A Reply to a Version of the "Support the Troops" Argument

Fox News picked up on our point that the Stryker vehicles we were protesting are deployed to Iraq before troops are deployed. Unfortunately, they had Colmes say it in a really weak way that was quickly dismissed by Hannity. This is indicative of nearly every professional media outlet or conservative outlet that covered this story. Since the Stryker tanks ship to Iraq first, conservative bloggers like Michelle Malkin are wrong to think we're "hurting" US troops by preventing them from getting their tanks. Even though she's not, let's assume Malkin is right about troops deploying first.

Even if troops were deployed before strykers, it doesn't mean they would be put in the same situations as troops with strykers. Why would we assume that? If they don't have their vehicles they wouldn’t go on certain kinds of missions. Malkin and her friends of the right seem to assume things like that, and hence we'd be "hurting" the troops and preventing them from "doing their duty" which is to protect American liberties and interests by occupying and dictating the political course of foreign nations. And this argument doesn't seem to account

even if troops were deployed before strykers, how many would still be at the port of Tacoma protesting the war and the shipment of war-supplies?

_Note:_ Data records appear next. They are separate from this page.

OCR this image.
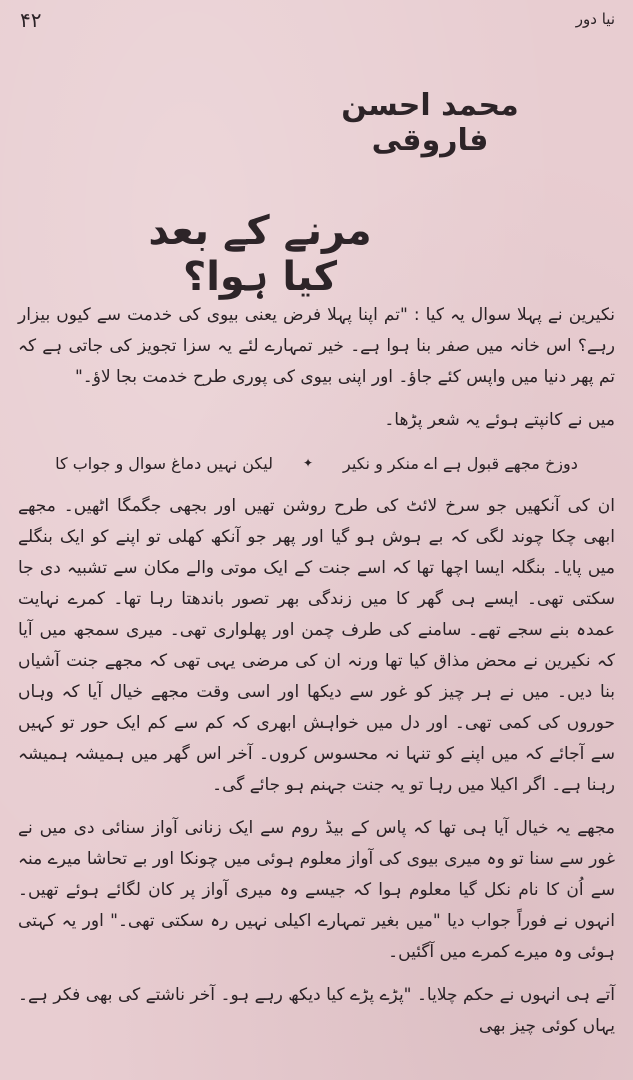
نیا دور
۴۲
محمد احسن فاروقی
مرنے کے بعد کیا ہوا؟

نکیرین نے پہلا سوال یہ کیا : "تم اپنا پہلا فرض یعنی بیوی کی خدمت سے کیوں بیزار رہے؟ اس خانہ میں صفر بنا ہوا ہے۔ خیر تمہارے لئے یہ سزا تجویز کی جاتی ہے کہ تم پھر دنیا میں واپس کئے جاؤ۔ اور اپنی بیوی کی پوری طرح خدمت بجا لاؤ۔"

میں نے کانپتے ہوئے یہ شعر پڑھا۔

دوزخ مجھے قبول ہے اے منکر و نکیر
✦
لیکن نہیں دماغ سوال و جواب کا

ان کی آنکھیں جو سرخ لائٹ کی طرح روشن تھیں اور بجھی جگمگا اٹھیں۔ مجھے ابھی چکا چوند لگی کہ بے ہوش ہو گیا اور پھر جو آنکھ کھلی تو اپنے کو ایک بنگلے میں پایا۔ بنگلہ ایسا اچھا تھا کہ اسے جنت کے ایک موتی والے مکان سے تشبیہ دی جا سکتی تھی۔ ایسے ہی گھر کا میں زندگی بھر تصور باندھتا رہا تھا۔ کمرے نہایت عمدہ بنے سجے تھے۔ سامنے کی طرف چمن اور پھلواری تھی۔ میری سمجھ میں آیا کہ نکیرین نے محض مذاق کیا تھا ورنہ ان کی مرضی یہی تھی کہ مجھے جنت آشیاں بنا دیں۔ میں نے ہر چیز کو غور سے دیکھا اور اسی وقت مجھے خیال آیا کہ وہاں حوروں کی کمی تھی۔ اور دل میں خواہش ابھری کہ کم سے کم ایک حور تو کہیں سے آجائے کہ میں اپنے کو تنہا نہ محسوس کروں۔ آخر اس گھر میں ہمیشہ ہمیشہ رہنا ہے۔ اگر اکیلا میں رہا تو یہ جنت جہنم ہو جائے گی۔

مجھے یہ خیال آیا ہی تھا کہ پاس کے بیڈ روم سے ایک زنانی آواز سنائی دی میں نے غور سے سنا تو وہ میری بیوی کی آواز معلوم ہوئی میں چونکا اور بے تحاشا میرے منہ سے اُن کا نام نکل گیا معلوم ہوا کہ جیسے وہ میری آواز پر کان لگائے ہوئے تھیں۔ انہوں نے فوراً جواب دیا "میں بغیر تمہارے اکیلی نہیں رہ سکتی تھی۔" اور یہ کہتی ہوئی وہ میرے کمرے میں آگئیں۔

آتے ہی انہوں نے حکم چلایا۔ "پڑے پڑے کیا دیکھ رہے ہو۔ آخر ناشتے کی بھی فکر ہے۔ یہاں کوئی چیز بھی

Let me take a firm position. I'm not consenting to the "support" argument in any form. I think Malkin's assumptions about the legality of the war and our anti-war tactics are wrong entirely. To the political right, any protest against the war is basically a subversive act. It challenges the status-quo of military planning. The "support the troops" argument is one example of how a submissive ideological stance has been cemented into the political subconscious. Its slow cementation is aimed at pacifying any subversive elements in the political discourse. This is how I believe it works. Since "the troops" are involved at every level of this war, any level of speaking out against the war involves what the troops are doing. That is to say, any military proposition involves the military. To be unsupportive of the war yet supportive of the military performing war is a contradiction, since the military is involved in the performance of war, and as a voluntary body believes in the justness of its wars.

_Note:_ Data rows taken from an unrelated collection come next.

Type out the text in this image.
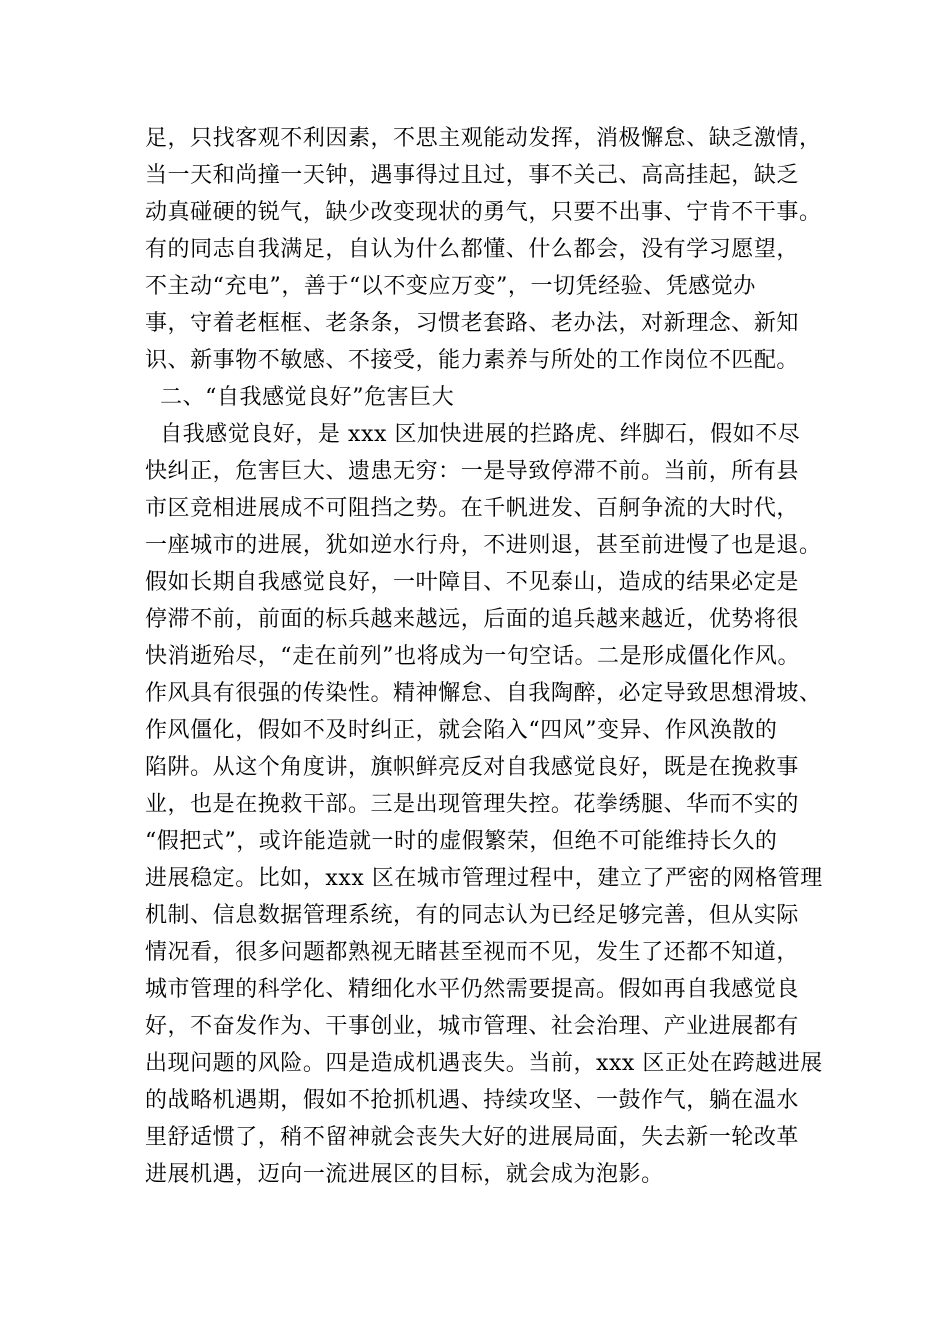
足，只找客观不利因素，不思主观能动发挥，消极懈怠、缺乏激情，
当一天和尚撞一天钟，遇事得过且过，事不关己、高高挂起，缺乏
动真碰硬的锐气，缺少改变现状的勇气，只要不出事、宁肯不干事。
有的同志自我满足，自认为什么都懂、什么都会，没有学习愿望，
不主动“充电”，善于“以不变应万变”，一切凭经验、凭感觉办
事，守着老框框、老条条，习惯老套路、老办法，对新理念、新知
识、新事物不敏感、不接受，能力素养与所处的工作岗位不匹配。
二、“自我感觉良好”危害巨大
自我感觉良好，是 xxx 区加快进展的拦路虎、绊脚石，假如不尽
快纠正，危害巨大、遗患无穷：一是导致停滞不前。当前，所有县
市区竞相进展成不可阻挡之势。在千帆进发、百舸争流的大时代，
一座城市的进展，犹如逆水行舟，不进则退，甚至前进慢了也是退。
假如长期自我感觉良好，一叶障目、不见泰山，造成的结果必定是
停滞不前，前面的标兵越来越远，后面的追兵越来越近，优势将很
快消逝殆尽，“走在前列”也将成为一句空话。二是形成僵化作风。
作风具有很强的传染性。精神懈怠、自我陶醉，必定导致思想滑坡、
作风僵化，假如不及时纠正，就会陷入“四风”变异、作风涣散的
陷阱。从这个角度讲，旗帜鲜亮反对自我感觉良好，既是在挽救事
业，也是在挽救干部。三是出现管理失控。花拳绣腿、华而不实的
“假把式”，或许能造就一时的虚假繁荣，但绝不可能维持长久的
进展稳定。比如，xxx 区在城市管理过程中，建立了严密的网格管理
机制、信息数据管理系统，有的同志认为已经足够完善，但从实际
情况看，很多问题都熟视无睹甚至视而不见，发生了还都不知道，
城市管理的科学化、精细化水平仍然需要提高。假如再自我感觉良
好，不奋发作为、干事创业，城市管理、社会治理、产业进展都有
出现问题的风险。四是造成机遇丧失。当前，xxx 区正处在跨越进展
的战略机遇期，假如不抢抓机遇、持续攻坚、一鼓作气，躺在温水
里舒适惯了，稍不留神就会丧失大好的进展局面，失去新一轮改革
进展机遇，迈向一流进展区的目标，就会成为泡影。
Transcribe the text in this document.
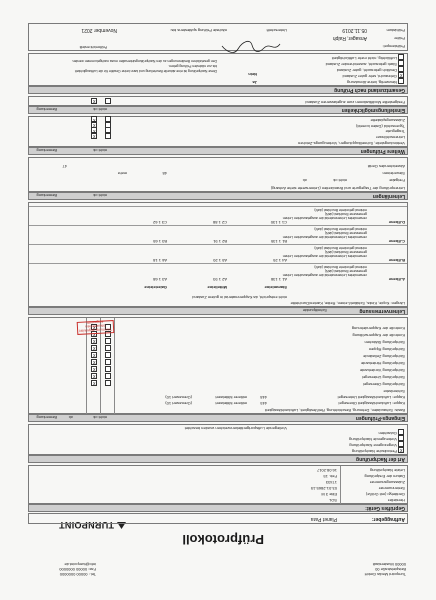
Turnpoint Media GmbH
Beispielstraße 00
00000 Musterstadt
TURNPOINT
Tel.: 00000 0000000
Fax: 00000 0000000
info@turnpoint.de
Prüfprotokoll
Auftraggeber:
Planet Para
Geprüftes Gerät:
Hersteller
SOL
Gerätetyp (mit Größe)
Elite 3 M
Seriennummer
03-01-2865-15
Zulassungsnummer
17433
Datum der Erstprüfung
Feb. 15
Letzte Nachprüfung
16.08.2017
Art der Nachprüfung
x
Periodische Nachprüfung
Vorgezogene Nachprüfung
Vorbeugende Nachprüfung
Gutachten
Vorliegende Luftsportgerätekennzeichen wurden beachtet
Eingangs-Prüfungen
nicht ok
ok
Bemerkung
Basis: Schaudaten, Dehnung, Beschichtung, Reißfestigkeit, Luftdurchlässigkeit
Kappe: Luftdurchlässigkeit Obersegel
445
mitlerer Mittelwert
(Grenzwert 10)
Kappe: Luftdurchlässigkeit Untersegel
448
mitlerer Mittelwert
(Grenzwert 10)
Schirmfarbe
Sichtprüfung Obersegel
x
Sichtprüfung Untersegel
x
Sichtprüfung Vorderkante
x
Sichtprüfung Hinterkante
x
Sichtprüfung Zellwände
x
Sichtprüfung Rippen
x
Sichtprüfung Stäbchen
x
Kontrolle der Kappenwölbung
x
Kontrolle der Kappendehnung
x
Leinenvermessung
Schnittpunkte
Längen: Kopie, Kinks, Schäkel/Leinen, Reibe, Kanten/Durchtritte
nicht entspricht, da Kappenmaterial in gutem Zustand
Stammleine
Mittelleine
Galerieleine
A-Ebene
A1 1 138
A2 1 93
A3 1 68
verwendetes Leinenmaterial der ausgetauschten Leinen
gemessene Bruchlast (daN)
minimal geforderte Bruchlast (daN)
B-Ebene
A4 1 25
A5 1 20
A6 1 18
verwendetes Leinenmaterial der ausgetauschten Leinen
gemessene Bruchlast (daN)
minimal geforderte Bruchlast (daN)
C-Ebene
B1 1 135
B2 1 91
B3 1 65
verwendetes Leinenmaterial der ausgetauschten Leinen
gemessene Bruchlast (daN)
minimal geforderte Bruchlast (daN)
D-Ebene
C1 1 130
C2 1 88
C3 1 62
verwendetes Leinenmaterial der ausgetauschten Leinen
gemessene Bruchlast (daN)
minimal geforderte Bruchlast (daN)
Leinenlängen
nicht ok
Bemerkung
Leinenprüfung der Tragegurte und Brandzeiten (Leinenwerte siehe Anhang)
Freigabe
nicht ok
ok
Steuerleinen
48
mehr
Abweichendes Gerät
47
Trimmung abgeleitet
Steuerleinen eingestellt
Weitere Prüfungen
nicht ok
Bemerkung
Verbindungsteile, Schnellkupplungen, Vorbeugungs-Zeichen
Leinenschlösser
x
Tragegurte
x
Typenschild (Daten korrekt)
x
Zulassungsplakette
x
Einstellungsmöglichkeiten
nicht ok
Bemerkung
Festgestellte Modifikationen zum zugelassenen Zustand
x
Gesamtzustand nach Prüfung
Neuwertig, keine Abnutzung
x
Gebraucht, sehr guter Zustand
Deutlich gebraucht, guter Zustand
Stark gebraucht, ausreichender Zustand
Lufttüchtig, nicht mehr Lufttüchtigkeit
Ja
Nein
Diese Nachprüfung ist eine aktuelle Beurteilung und kann keine Gewähr für die Lufttauglichkeit
bis zur nächsten Prüfung geben.
Den gesetzlichen Bestimmungen zu den Nachprüfungsintervallen muss nachgekommen werden.
Prüfstempel:
Prüfer
Ansager, Ralph
Prüfdatum
05.11.2019
Unterschrift
nächste Prüfung spätestens bis:
November 2021
Prüfbericht erstellt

Further, conservatives have got us thinking that a proposition against the war implies a proposition against troops at an individual level. And since we're not supposed to be against the objectives of individual troops---who are supporting their families, supporting their communities, and fighting for what they believe in---then we're not supposed to be against the objectives of the military as a whole. This has the pacifying effect of promoting pro-war sentiments about the war in general. For those who have studied debate, this ideological stance is the fallacy of composition, (which occurs when we assume something is true about the whole simply because it is true of its compositions.) The argument has even also shifted its original advocacy from under us, from being a moderately neutral stance against troop effacement like in Vietnam, to now a submissive war stance in compliance with war-crimes and foreign occupation.

I don't support what the troops are involved in at any level, since it is unjust war. "Support the troops" plays into the status-quo of military planning. It mentions nothing about the unjustness of the war, doesn't imply any exit strategies, and plays us into a submissive role of war-crimes compliance. It doesn't mean anything to me. Therefore, being against the war in Iraq, I cannot accept "support the troops" as a cogent proposition ideologically.


The whole "support the troops" campaign was designed initially to prevent the public from backlashing like in Vietnam. There will be no draft, so there will be no public outcry. But just in case, the administration used this campaign to quell any anti-war sentiment that might arise out of disgust of what the "troops" are doing.